Nous avions laissé un Batman devenu hors-la-loi à Gotham, acceptant de prendre sur son dos toute la terreur du monde, de mentir sur sa réputation pour devenir un ennemi commun, un symbole qui allait unir Gotham contre lui, héros méconnu et conspué. Seul Gordon saurait que tout ça était du mensonge. La suite semblait évidente : beaucoup pensaient qu’on aurait droit à un Batman pourchassé par les forces de police. En fait, l’imposture de Gordon et Wayne a fonctionné et personne n’a vu Batman (ou Wayne) depuis des années. La force du double symbole de Dent et de Batman a suffit à instaurer une paix forcée. Les criminels sont en fuite ou en prison. Il n’y a guère qu’une cambrioleuse, une certaine Selina Kyle (Anne Hathaway), qui sévit. Comme dans les deux précédents films le scénario de Christopher Nolan, son frère Jonathan et David S. Goyer s’intéresse plus particulièrement à l’autodestruction de Bruce Wayne et à son lien avec la ville. Il s »agit plus d’un film sur Wayne et sur Gotham que d’un long-métrage reposant sur Batman. Oui, mais là où les démasquages incessants de Peter Parker dans The Amazing Spider-Man semblent une excuse maladroite pour démarcher les midinettes, Bruce Wayne (Christian Bale) habite Batman et inversement. Bale nous avait déjà fait la preuve de sa capacité à jouer les personnages détruits, hantés, dans des films comme The Machinist et ici il ne démérite pas, en campant un Bruce/Batman souvent au bord de l’abime. « THIS is Batman ! » s’exclame un gosse à un moment. Un peu que c’est Batman, mon petit gars…

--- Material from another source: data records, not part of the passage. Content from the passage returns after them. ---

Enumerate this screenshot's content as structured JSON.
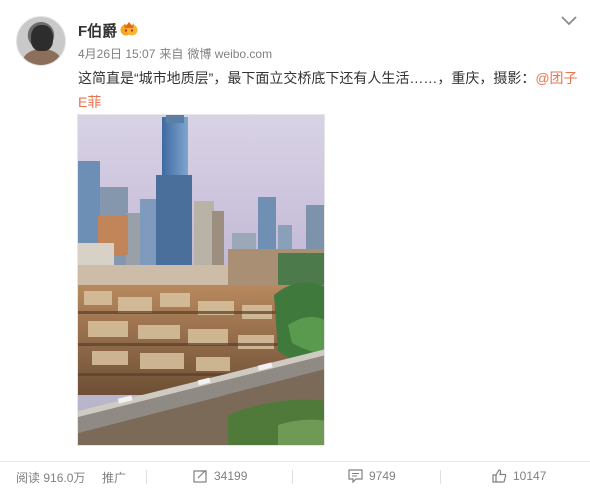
{
  "post": {
    "author": "F伯爵",
    "timestamp": "4月26日 15:07",
    "source_prefix": "来自",
    "source": "微博 weibo.com",
    "text": "这简直是“城市地质层”，最下面立交桥底下还有人生活……，重庆，摄影：",
    "mention": "@团子E菲"
  },
  "footer": {
    "read_label": "阅读",
    "read_count": "916.0万",
    "promote_label": "推广",
    "repost_count": "34199",
    "comment_count": "9749",
    "like_count": "10147"
  },
  "icons": {
    "badge": "vip-badge-icon",
    "menu": "chevron-down-icon",
    "repost": "repost-icon",
    "comment": "comment-icon",
    "like": "thumbs-up-icon"
  },
  "colors": {
    "mention": "#eb7350",
    "meta": "#808080",
    "badge": "#f5a623"
  }
}
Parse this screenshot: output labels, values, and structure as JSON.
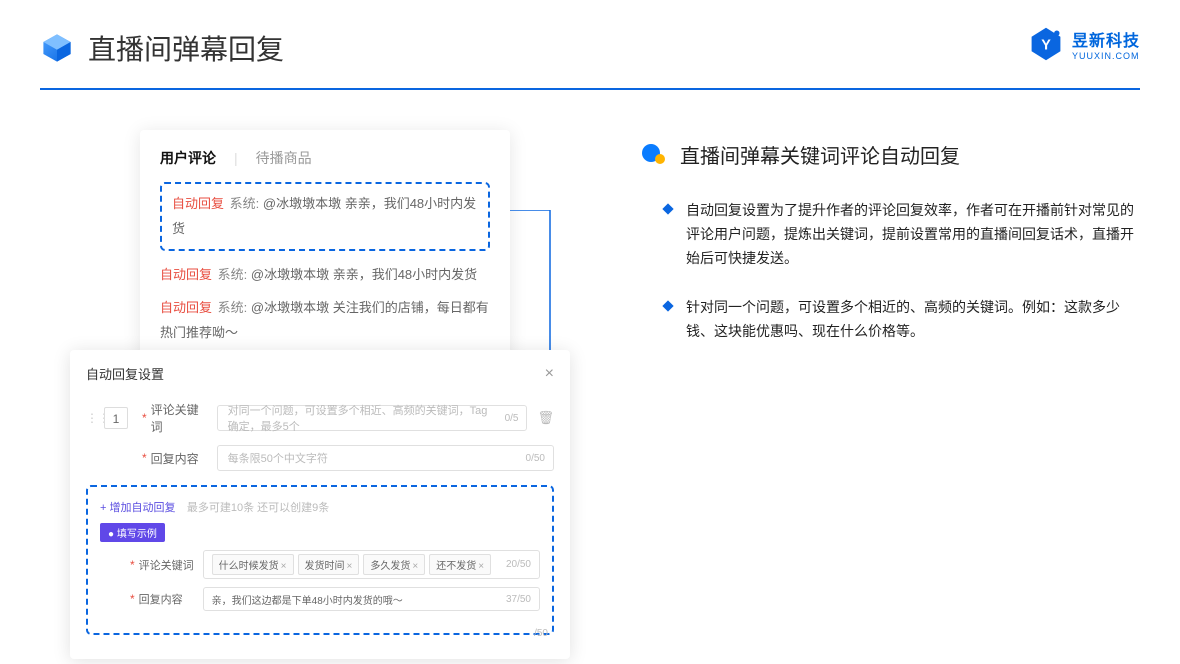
{
  "header": {
    "title": "直播间弹幕回复",
    "logo_main": "昱新科技",
    "logo_sub": "YUUXIN.COM"
  },
  "comments_card": {
    "tabs": {
      "active": "用户评论",
      "inactive": "待播商品"
    },
    "auto_tag": "自动回复",
    "sys_tag": "系统:",
    "highlighted": "@冰墩墩本墩 亲亲，我们48小时内发货",
    "line2": "@冰墩墩本墩 亲亲，我们48小时内发货",
    "line3": "@冰墩墩本墩 关注我们的店铺，每日都有热门推荐呦～"
  },
  "settings": {
    "title": "自动回复设置",
    "seq": "1",
    "row1_label": "评论关键词",
    "row1_placeholder": "对同一个问题，可设置多个相近、高频的关键词，Tag确定，最多5个",
    "row1_counter": "0/5",
    "row2_label": "回复内容",
    "row2_placeholder": "每条限50个中文字符",
    "row2_counter": "0/50",
    "add_link": "+ 增加自动回复",
    "add_hint": "最多可建10条 还可以创建9条",
    "example_badge": "● 填写示例",
    "ex_row1_label": "评论关键词",
    "ex_tags": [
      "什么时候发货",
      "发货时间",
      "多久发货",
      "还不发货"
    ],
    "ex_row1_counter": "20/50",
    "ex_row2_label": "回复内容",
    "ex_row2_value": "亲，我们这边都是下单48小时内发货的哦～",
    "ex_row2_counter": "37/50",
    "stray_counter": "/50"
  },
  "right": {
    "section_title": "直播间弹幕关键词评论自动回复",
    "bullets": [
      "自动回复设置为了提升作者的评论回复效率，作者可在开播前针对常见的评论用户问题，提炼出关键词，提前设置常用的直播间回复话术，直播开始后可快捷发送。",
      "针对同一个问题，可设置多个相近的、高频的关键词。例如：这款多少钱、这块能优惠吗、现在什么价格等。"
    ]
  }
}
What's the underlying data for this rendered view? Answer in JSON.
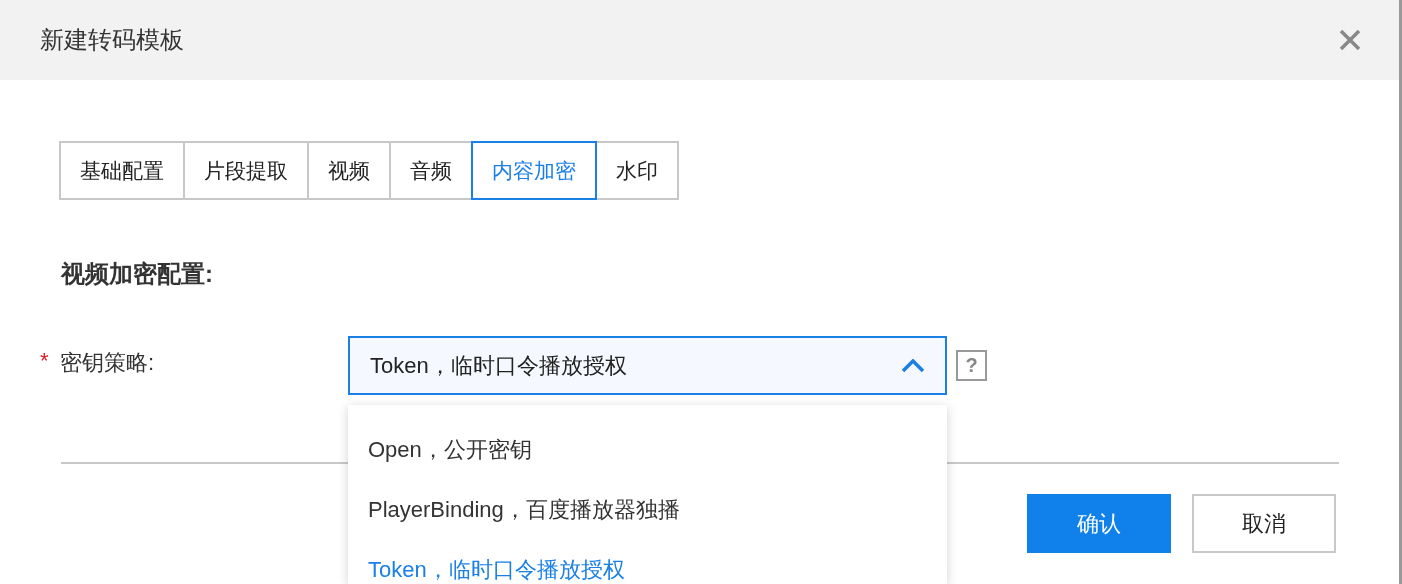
{
  "dialog": {
    "title": "新建转码模板"
  },
  "tabs": [
    {
      "label": "基础配置",
      "selected": false
    },
    {
      "label": "片段提取",
      "selected": false
    },
    {
      "label": "视频",
      "selected": false
    },
    {
      "label": "音频",
      "selected": false
    },
    {
      "label": "内容加密",
      "selected": true
    },
    {
      "label": "水印",
      "selected": false
    }
  ],
  "section_title": "视频加密配置:",
  "field": {
    "label": "密钥策略:",
    "required": true,
    "required_mark": "*",
    "value": "Token，临时口令播放授权",
    "expanded": true,
    "help": "?",
    "options": [
      {
        "label": "Open，公开密钥",
        "selected": false
      },
      {
        "label": "PlayerBinding，百度播放器独播",
        "selected": false
      },
      {
        "label": "Token，临时口令播放授权",
        "selected": true
      }
    ]
  },
  "buttons": [
    {
      "label": "确认",
      "kind": "primary"
    },
    {
      "label": "取消",
      "kind": "secondary"
    }
  ]
}
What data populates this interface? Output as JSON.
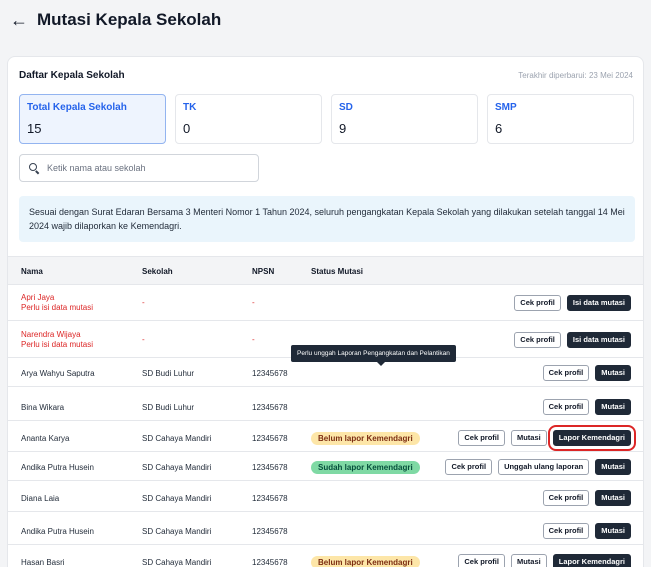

Non seulement c’est Batman, mais c’est aussi une véritable leçon sur la manière de transposer un super-héros des comics vers le cinéma. Et si Nolan prend ses libertés, si certains personnages n’ont pas exactement le même nom (pour nous réserver la révélation à l’instant ultime), il le fait d’abord pour servir un sens. Pour raconter non pas seulement un film mais aussi pour inscrire ce chapitre dans une saga globale qui ne se repose pas sur ses lauriers. En prime, les scénaristes savent faire référence au matériel d’origine quand on sait y regarder. Non, vous ne verrez pas à la fin, en post-générique, une scène annonçant la formation de la Justice League. Non, vous n’apercevrez pas non plus dans la Batcave une référence à Flash ou à Green Lantern avec une réplique comique façon Avengers. Mais les comics y sont respectés. Peut-être pas à la lettre mais dans l’esprit. Puisqu’il est notoire que le film abrite Bane (Tom Hardy), il est évident que le personnage arrive avec un certain nombre de pratiques et de caractéristiques. Mais ce n’est pas tout. Au delà des personnages la chute de Gotham telle que vue dans le film fait aussi penser à diverses sagas de la BD, comme Batman: Cataclysm ou No Man’s Land. En particulier grâce à la présence du commissaire Jim Gordon (Gary Oldman) mais aussi la conduite d’autres flics (comme le petit nouveau, John Blake, incarné par Joseph Gordon-Levitt, qui découvre un peu les choses d’un nouvel œil) ou Foley (Matthew Modine)… Des rapprochements avec les arcs Black Glove ou R.I.P. sont également à faire, à mon sens…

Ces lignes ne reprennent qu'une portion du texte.